Rarmon wrote. You had the truth before. It stays the truth. His hand, writing, seemed miles from his eyes which saw it.
“No,” said the man. “This won’t do.”
Rarmon was offered wine. He took no notice of it.
They returned him to the chimney and let him down. It was always done quite gently, smoothly. As his feet went into the stinking slime of human excrement that lined the pit, Rarmon thought: I’ve only to continue to insist, remember the deployments as I set them down. They seem very clear. I could have done it, then. Eventually, they will accept my statement. Or, he thought, I could write a different thing each time. Valueless. They might kill me then.

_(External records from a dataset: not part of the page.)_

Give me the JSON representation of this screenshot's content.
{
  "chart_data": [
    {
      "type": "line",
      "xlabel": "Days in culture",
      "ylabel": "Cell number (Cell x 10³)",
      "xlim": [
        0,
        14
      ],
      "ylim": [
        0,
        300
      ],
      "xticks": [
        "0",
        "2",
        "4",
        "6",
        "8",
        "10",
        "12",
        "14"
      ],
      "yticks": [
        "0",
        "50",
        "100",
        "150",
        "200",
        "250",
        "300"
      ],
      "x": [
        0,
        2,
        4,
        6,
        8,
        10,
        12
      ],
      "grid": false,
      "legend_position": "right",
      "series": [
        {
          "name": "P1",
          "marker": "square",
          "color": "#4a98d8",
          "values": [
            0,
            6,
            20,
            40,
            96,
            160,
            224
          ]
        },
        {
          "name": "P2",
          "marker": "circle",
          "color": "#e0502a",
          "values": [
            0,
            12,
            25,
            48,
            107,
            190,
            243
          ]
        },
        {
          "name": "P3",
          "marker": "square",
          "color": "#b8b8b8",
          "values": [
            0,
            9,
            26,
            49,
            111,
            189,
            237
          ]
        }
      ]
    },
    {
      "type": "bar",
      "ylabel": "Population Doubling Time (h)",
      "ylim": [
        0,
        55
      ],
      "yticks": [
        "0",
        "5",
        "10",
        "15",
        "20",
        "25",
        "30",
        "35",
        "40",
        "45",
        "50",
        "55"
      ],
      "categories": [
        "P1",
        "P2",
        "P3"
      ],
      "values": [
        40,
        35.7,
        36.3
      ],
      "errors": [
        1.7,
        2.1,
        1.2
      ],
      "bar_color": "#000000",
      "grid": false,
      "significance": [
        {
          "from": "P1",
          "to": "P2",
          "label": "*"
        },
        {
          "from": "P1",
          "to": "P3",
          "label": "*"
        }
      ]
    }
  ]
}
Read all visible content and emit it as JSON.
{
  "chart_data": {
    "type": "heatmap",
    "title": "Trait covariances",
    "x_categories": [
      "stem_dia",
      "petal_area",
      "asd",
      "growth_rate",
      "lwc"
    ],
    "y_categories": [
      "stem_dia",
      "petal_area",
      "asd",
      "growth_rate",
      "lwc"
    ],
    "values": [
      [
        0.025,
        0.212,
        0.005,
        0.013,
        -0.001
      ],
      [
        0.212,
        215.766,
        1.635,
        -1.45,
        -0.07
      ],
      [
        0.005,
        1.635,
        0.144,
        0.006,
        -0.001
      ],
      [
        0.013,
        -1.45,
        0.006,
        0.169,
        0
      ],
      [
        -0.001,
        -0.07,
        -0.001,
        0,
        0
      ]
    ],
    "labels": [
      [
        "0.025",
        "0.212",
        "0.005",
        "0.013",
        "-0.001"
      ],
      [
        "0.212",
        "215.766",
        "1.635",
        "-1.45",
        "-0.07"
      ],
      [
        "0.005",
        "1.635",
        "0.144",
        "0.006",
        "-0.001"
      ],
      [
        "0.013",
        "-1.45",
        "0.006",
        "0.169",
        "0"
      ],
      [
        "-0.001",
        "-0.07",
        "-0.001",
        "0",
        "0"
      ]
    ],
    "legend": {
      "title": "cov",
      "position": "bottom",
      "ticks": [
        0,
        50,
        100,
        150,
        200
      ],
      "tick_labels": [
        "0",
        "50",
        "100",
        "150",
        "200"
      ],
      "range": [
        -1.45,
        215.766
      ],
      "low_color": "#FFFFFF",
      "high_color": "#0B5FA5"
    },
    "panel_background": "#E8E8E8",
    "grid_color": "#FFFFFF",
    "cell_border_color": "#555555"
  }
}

But the dream-desire of death did not return.
Presently, a bowl of milk was lowered. He had the resource to butt it with his head, causing the bowl to shatter on the wall of the chimney, and the milk to be lost before he could gulp it. It might have been wholesome, of course. Maybe it had been. Maybe—
The thirst returned, redoubled. He almost screamed with it. He rolled on the chimney. He beat his head against the stone, meaning to crack his skull like a bowl.
But it was the stone which gave way. He paused in surprise.
Beyond, there was darkness. And in the darkness, far off, a miniature fleck of light.
Rarmon slumped back. He stared into the fissure beyond the stone, at the infinitesimal light. It was hallucination. The thirst was real.
Yet the light was approaching very swiftly. He could not look away. The dark caught no shine from it, no illumination came into the chimney. Then he saw why. It was not light but whiteness. And then it had form. And then it was a girl.